I’d be tempted to write off these faults as unique to me if I hadn’t seen them exhibited by other tech workers. Once I attended a retirement lunch with two of my former supervisors and watched them mentally solving the audio problems plaguing the mic setup when they should have been enjoying a delicious meal and celebrating a colleague. I don’t know how pastors and worship coordinators do what they do every week without it losing the luster.
When my church did move to livestream, they asked me to join the team. Everyone else working toward it was burned out by that point, and again, I didn’t feel like I could say no. Every week I built a cue sheet detailing exactly how everything would flow from the camera angles to the archived recordings of congregational singing (because we still couldn’t sing) to when the powerpoint would be shown. With each successive week the love for what I was doing lessened. The worship became work.

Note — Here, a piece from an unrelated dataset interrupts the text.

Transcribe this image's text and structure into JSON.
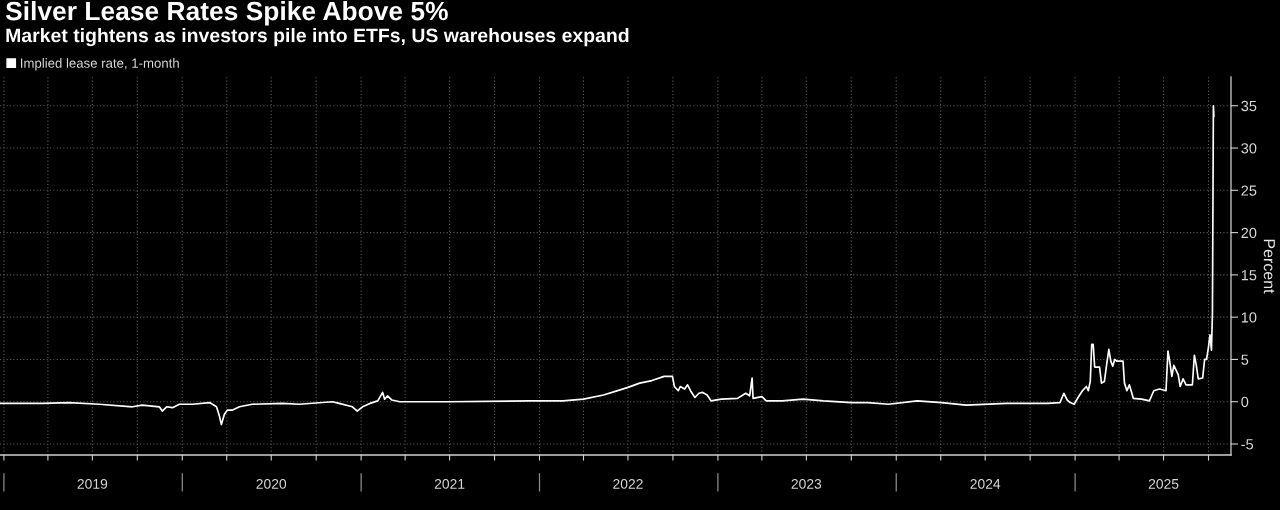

I don’t begrudge my church for this. Churches are built on the service of members, be they musicians, nursery attendants, coffee servers, or youth group leaders. I’d think everyone who participates week after week experiences the same feeling of loss, but I don’t see conversations about it. It feels like a taboo topic, particularly because it’s about things happening in the place of worship.
Amidst this loss, I’ve sought out other ways to worship, and I’ve found it most consistently on the edge of my comfort zone. When I started looking for new ways to worship, I went on a hike in the woods, and was able to connect with God through creation in a new way. The more I do that, the less it works. Maybe I know those particular woods too well. An unexpected activity I’ve found sacred is cooking. Preparing a meal helps me feel connected to creation, especially using fresh produce from the garden. This is particularly true if I’m trying a new recipe or preparing a meal for others.
I don’t know if I’ll be able to experience worship in a church again for a while. Attending a church where I don’t work has helped, but I feel the urge to ask about helping to run sound. If I don’t volunteer, I feel selfish or like I’m hoarding my gifts, but if the cost of helping others worship is my own ability to participate, is it worth it?